From Tuesday, September 8 to Thursday, September 10, Santiago's ever-elegant Teatro Municipal became the house of sartorial majesty that is Fashion Week Santiago 2009. The event, in its fourth year now, was produced by Renato Papiccio and featured collections from established and emerging designers and brands, including Jose Cardoch, Luis Espinoza, Ivan Pilk Man, Vedelia Donoso and Mariana Alcalde.
Photo by Rebecca Gaulin (see more photos)
Gauzy tiers, layered fabrics and ruffles all had a potent presence on the runway, seen in collections by Mona Ferrari Pret, Abraham Escalona, Heri Levi and Hernan Vechi.
Several collections also used slight bubble hems, sequins and feather accents. Floral patterns were popular in many dresses as well.
The festivities commenced on September 8 with an adventurous collection by Arlekin. An apt beginning to the event, the Arlekin set was simultaneously playful and dramatic. The collection consisted of leggings, short dresses and one-pieces, but each outfit looked like a leotard from a regal circus. In fact, the panoply of fabrics, textures and patterns, including crushed velvet, argyle, sequins, ruffles, leather and lamé, combined with the sky-high, bee’s nest hair and the occasional mask, could have outfitted a Marie Antoinette-themed Circ de Soleil. The designer also played with coordinated asymmetry, often reversing colors and patterns on opposite, but corresponding, sides of the body.

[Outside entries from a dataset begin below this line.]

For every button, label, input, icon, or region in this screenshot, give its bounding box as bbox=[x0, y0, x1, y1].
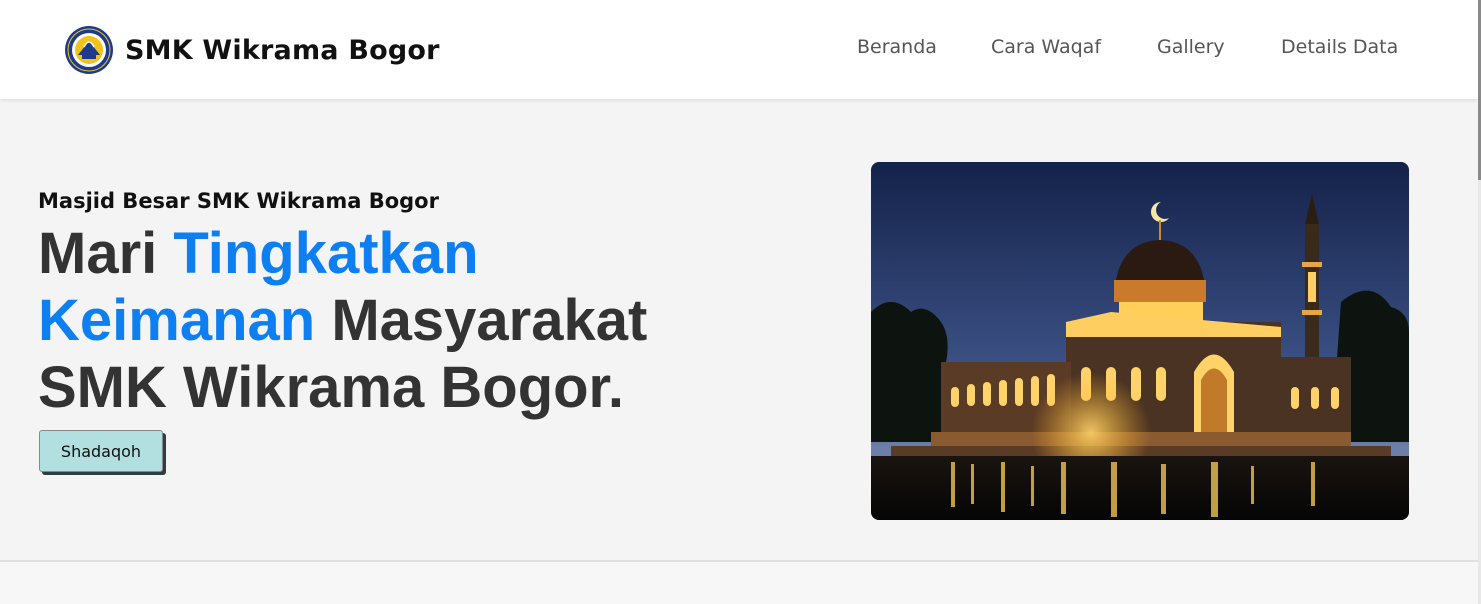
nav-link-details-data[interactable]: Details Data bbox=[1281, 36, 1398, 58]
shadaqoh-button[interactable]: Shadaqoh bbox=[39, 430, 163, 472]
hero-subtitle: Masjid Besar SMK Wikrama Bogor bbox=[38, 189, 439, 213]
hero-title-part1: Mari bbox=[38, 221, 174, 286]
hero-title: Mari Tingkatkan Keimanan Masyarakat SMK … bbox=[38, 220, 698, 421]
nav-link-gallery[interactable]: Gallery bbox=[1157, 36, 1225, 58]
page: SMK Wikrama Bogor Beranda Cara Waqaf Gal… bbox=[0, 0, 1481, 604]
main-nav: Beranda Cara Waqaf Gallery Details Data bbox=[0, 36, 1478, 66]
next-section bbox=[0, 562, 1478, 604]
mosque-night-illustration-icon bbox=[871, 162, 1409, 520]
nav-link-beranda[interactable]: Beranda bbox=[857, 36, 937, 58]
hero-title-accent-2: Keimanan bbox=[38, 288, 316, 353]
hero-title-accent-1: Tingkatkan bbox=[173, 221, 479, 286]
nav-link-cara-waqaf[interactable]: Cara Waqaf bbox=[991, 36, 1101, 58]
navbar: SMK Wikrama Bogor Beranda Cara Waqaf Gal… bbox=[0, 0, 1478, 99]
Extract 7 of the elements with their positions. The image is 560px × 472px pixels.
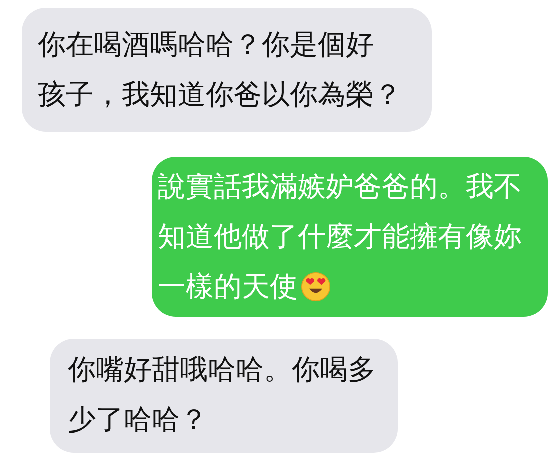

The bold collections continued with Felipe Toledo. Toledo’s collection raised eyebrows with derrière-revealing hems on fitted mini-dresses. The angular hems were cut shorter and shorter from left to right, such that the rectangular chunks missing from each section gave the hem a staircase-like appearance. Accompanied by garters with dangling strands of beads, the collection drew attention to hemline. The bodies of the dresses were eye-catching as well. Embellished with metal grommets, ribbons, silver buttons, chains and even colorful tape, it was as if the designer had created a collection solely from scraps off the workshop floor. However, the construction of the dresses themselves was well-structured, with shaped shoulders and geometric collars.
Kevin Kobek’s collection stood out as well. The collection was one of the few that created a well-executed comprehensive aesthetic, with music, props and make-up. The rhythmic techno music of the previous collections switched to an ethereal but eerie score that sounded like a blend of The Chronicles of Narnia and The Others. Indeed, the collection reflected a mix of the childlike and the spectral, with over-sized bows in the models’ hair, white tights and light, cropped chiffon cloaks reminiscent of Little Red Riding Hood and The Nutcracker.
Mona Ferrari Pret had the most extensive collection of the Week. One of the hallmarks of the designs was v-shaped necklines of tight ruffles. The collection began with more casual, floral dresses, but transitioned to silk and taffeta cocktails dresses that employed black ruffles peaking out of either the top or bottom of the dress. There were also several pieces with black tulle hems. The highlight of the collection, however, was the gathered silk dresses. These dresses were gathered in the middle, down the length of the body, over matching loose silk pants. The graceful movement of the garment itself indicated its precise tailoring.
Ivan Pilk Man’s collection was the image of Fashion Week glamour. The collection of evening gowns made of silk, chiffon and taffeta, featured luxuriant tiers and ruffles. Some slightly Elizabethan gowns had fabric flowing from the shoulders to create a cape-like train. The dresses had unique embroidering or criss-crossed fabrics on the bodices, and many made ample, tasteful use of lace. Pilk Man’s collection did not shy away from color, with vivid blue, green, yellow and orange gowns.
After three days and over twenty-five collections, Fashion Week Santiago showcased the most sophisticated of Chilean design.